On nous aura bien vendu cet album comme celui du retour du line up classique, celui des petits chefs d'oeuvres lo-fi que furent Bee Thousand ou Alien Lanes. En même temps nul n'est dupe et même si une poignée de morceaux sont signés ici par Tobin Sprout, Guided By Voices ça a toujours été Robert Pollard, figure de proue du rock indé et initiateur de la lo-fi avec entre autres Sebadoh, Pavement, ou Smog. C'était particulièrement vrai avec les premiers albums enregistrés avec les moyens du bord et qui réussirent à ériger une cool attitude dans laquelle la nonchalance et un je-m'enfoutisme très white trash allaient définir une bonne part du rock des années 90. Après le dernier album du groupe (Half-Smile Of The Decomposed) et un légendaire concert d'adieu de plus de quatre heures, Robert Pollard poursuivît une carrière solo entamée dès 1996 à coup de deux voire trois albums par an comptant parfois plus de 20 titres au compteur, malheureusement très inégaux. En fait, écouter un album solo de Robert Pollard c'était un peu comme la soupe de panais à la crême fraiche : les cinq premières cuillères on trouve ça délicieux, à la fin on a juste envie de balancer le reste aux toilettes afin d'éviter l'écoeurement total. Ainsi, même si GBV était avant tout le groupe d'un seul homme, la formule lui imposait sans doute plus de compromis et un rythme de production moindre que celui que représente l'absolue liberté de se retrouver seul aux manettes et d'avoir la tentation de tout sortir, même les morceaux dont on se serait volontiers passé.    

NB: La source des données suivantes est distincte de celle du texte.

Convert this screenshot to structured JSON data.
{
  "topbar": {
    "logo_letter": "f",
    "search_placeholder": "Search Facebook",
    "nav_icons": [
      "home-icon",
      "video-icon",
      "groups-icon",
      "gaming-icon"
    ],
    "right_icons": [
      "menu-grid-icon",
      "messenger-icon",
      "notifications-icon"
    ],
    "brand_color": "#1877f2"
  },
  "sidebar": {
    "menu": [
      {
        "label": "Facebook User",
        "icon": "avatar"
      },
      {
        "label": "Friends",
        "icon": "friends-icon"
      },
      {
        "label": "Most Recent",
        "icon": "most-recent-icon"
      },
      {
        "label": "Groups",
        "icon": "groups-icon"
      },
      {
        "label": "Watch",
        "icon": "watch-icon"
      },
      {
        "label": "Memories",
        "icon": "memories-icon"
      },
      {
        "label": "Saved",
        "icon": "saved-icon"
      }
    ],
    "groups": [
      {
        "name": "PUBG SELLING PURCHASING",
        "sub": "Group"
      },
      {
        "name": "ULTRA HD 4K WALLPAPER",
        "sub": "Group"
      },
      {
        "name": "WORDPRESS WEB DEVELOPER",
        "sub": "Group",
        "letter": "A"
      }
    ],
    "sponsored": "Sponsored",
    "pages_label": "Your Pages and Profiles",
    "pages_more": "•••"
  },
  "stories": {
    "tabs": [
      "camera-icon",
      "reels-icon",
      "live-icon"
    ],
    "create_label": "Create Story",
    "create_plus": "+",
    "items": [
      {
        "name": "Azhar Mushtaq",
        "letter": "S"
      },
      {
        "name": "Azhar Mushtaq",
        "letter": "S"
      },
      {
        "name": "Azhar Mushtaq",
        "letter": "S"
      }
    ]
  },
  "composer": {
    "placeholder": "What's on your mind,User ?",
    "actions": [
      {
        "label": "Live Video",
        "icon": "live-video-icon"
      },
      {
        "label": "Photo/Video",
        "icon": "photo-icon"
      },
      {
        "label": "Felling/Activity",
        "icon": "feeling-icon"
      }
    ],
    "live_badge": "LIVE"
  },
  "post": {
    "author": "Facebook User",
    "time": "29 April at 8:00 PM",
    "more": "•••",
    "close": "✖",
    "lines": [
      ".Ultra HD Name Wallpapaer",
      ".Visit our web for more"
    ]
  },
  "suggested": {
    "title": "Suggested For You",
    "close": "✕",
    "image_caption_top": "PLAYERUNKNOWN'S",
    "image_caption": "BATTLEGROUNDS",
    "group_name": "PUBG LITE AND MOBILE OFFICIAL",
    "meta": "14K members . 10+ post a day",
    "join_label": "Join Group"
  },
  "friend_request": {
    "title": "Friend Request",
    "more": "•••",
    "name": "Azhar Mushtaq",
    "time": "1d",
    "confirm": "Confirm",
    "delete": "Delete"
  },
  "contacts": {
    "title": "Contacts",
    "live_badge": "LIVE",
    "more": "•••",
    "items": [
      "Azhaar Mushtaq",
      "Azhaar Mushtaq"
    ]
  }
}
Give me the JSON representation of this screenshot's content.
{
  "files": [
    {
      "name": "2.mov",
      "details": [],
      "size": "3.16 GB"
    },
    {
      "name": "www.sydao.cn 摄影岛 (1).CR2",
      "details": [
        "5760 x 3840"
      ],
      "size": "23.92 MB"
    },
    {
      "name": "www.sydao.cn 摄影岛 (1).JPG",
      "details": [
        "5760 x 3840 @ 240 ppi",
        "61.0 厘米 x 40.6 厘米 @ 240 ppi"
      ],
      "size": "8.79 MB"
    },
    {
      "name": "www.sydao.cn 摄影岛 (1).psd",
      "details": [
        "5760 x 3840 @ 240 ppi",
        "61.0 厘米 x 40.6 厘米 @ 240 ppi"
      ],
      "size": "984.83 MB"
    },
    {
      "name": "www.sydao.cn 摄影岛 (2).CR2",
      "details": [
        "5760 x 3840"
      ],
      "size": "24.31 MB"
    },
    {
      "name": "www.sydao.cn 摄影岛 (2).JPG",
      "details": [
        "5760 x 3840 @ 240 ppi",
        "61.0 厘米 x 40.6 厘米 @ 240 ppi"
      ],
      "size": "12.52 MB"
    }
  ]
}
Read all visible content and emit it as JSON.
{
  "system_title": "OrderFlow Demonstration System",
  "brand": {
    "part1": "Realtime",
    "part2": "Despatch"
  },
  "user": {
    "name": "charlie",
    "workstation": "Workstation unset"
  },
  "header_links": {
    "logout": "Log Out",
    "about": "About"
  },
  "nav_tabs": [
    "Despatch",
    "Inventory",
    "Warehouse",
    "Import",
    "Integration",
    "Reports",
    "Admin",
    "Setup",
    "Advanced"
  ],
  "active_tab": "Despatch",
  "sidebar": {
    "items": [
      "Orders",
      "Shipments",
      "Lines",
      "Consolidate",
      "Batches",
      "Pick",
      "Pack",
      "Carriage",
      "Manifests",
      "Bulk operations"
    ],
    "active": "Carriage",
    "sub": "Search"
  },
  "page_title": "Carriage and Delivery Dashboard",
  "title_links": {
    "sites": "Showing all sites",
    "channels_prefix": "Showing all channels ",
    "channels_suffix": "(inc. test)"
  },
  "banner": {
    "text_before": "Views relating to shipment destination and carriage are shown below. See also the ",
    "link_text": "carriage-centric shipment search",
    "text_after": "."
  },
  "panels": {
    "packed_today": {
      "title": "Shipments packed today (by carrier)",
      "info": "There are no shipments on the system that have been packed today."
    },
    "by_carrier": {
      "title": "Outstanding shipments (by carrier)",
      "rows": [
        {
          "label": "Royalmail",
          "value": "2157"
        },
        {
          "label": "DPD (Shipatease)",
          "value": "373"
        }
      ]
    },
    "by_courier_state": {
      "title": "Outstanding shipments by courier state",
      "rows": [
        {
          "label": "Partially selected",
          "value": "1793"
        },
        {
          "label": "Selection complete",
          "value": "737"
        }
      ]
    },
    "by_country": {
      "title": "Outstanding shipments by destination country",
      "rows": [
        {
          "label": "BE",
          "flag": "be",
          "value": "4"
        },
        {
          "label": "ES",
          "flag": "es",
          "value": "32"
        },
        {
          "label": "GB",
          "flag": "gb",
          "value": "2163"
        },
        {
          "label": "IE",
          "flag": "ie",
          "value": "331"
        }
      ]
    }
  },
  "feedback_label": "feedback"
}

On aurait donc pu se réjouir de cette reformation, du moins sur le plan discographique. Hélas, il n'en sera rien. Les albums de GBV ont toujours été de joyeuses collections foutraques de morceaux agencés comme des patchworks combinant rugosité de la forme et délicatesse des mélodies. Une sorte d'art brut du rock indé devant autant à Brian Wilson qu'au Syd Barrett de The Madcap Laughs, le songwriting touché par la grâce, mais tendance grosse tataragne au plafond. On reste pourtant toujours dans le foutraque, mais sans la délicatesse, sans les perles mélodiques, les morceaux-tiroirs qui nous comblaient d'émerveillement au fur et à mesure de leur appréhension. Let's Go Eat The Factory a pourtant tout du GBV de la grande époque:  le line-up encore une fois, une pochette-collage on ne peut plus DIY, une tracklist gorgée de titres (21) en minimum de temps (41 minutes), des paroles à la fois naïves, surréalistes et grotesques, le sens de l'humour (parfois grinçant) en prime.  Hélas, s'il y a bien le flacon vous n'en goûterez point l'ivresse. On peine en effet à trouver plus de quatre morceaux conséquents sur l'album (à savoir "Doughnut For A Snowman", "Hang Mr. Kite", "The Unsinkable Fats Domino" et "Chocolate Boy"). Le reste pédale dans la semoule, peine à trouver un riff, une bribe de mélodie, une idée d'arrangement, et ce malgré l'utilisation de quelques synthés - ce qui en soi aurait pû être une bonne idée. Bref,  Let's Go Eat The Factory est un album vite écouté, vite chroniqué et vite oublié.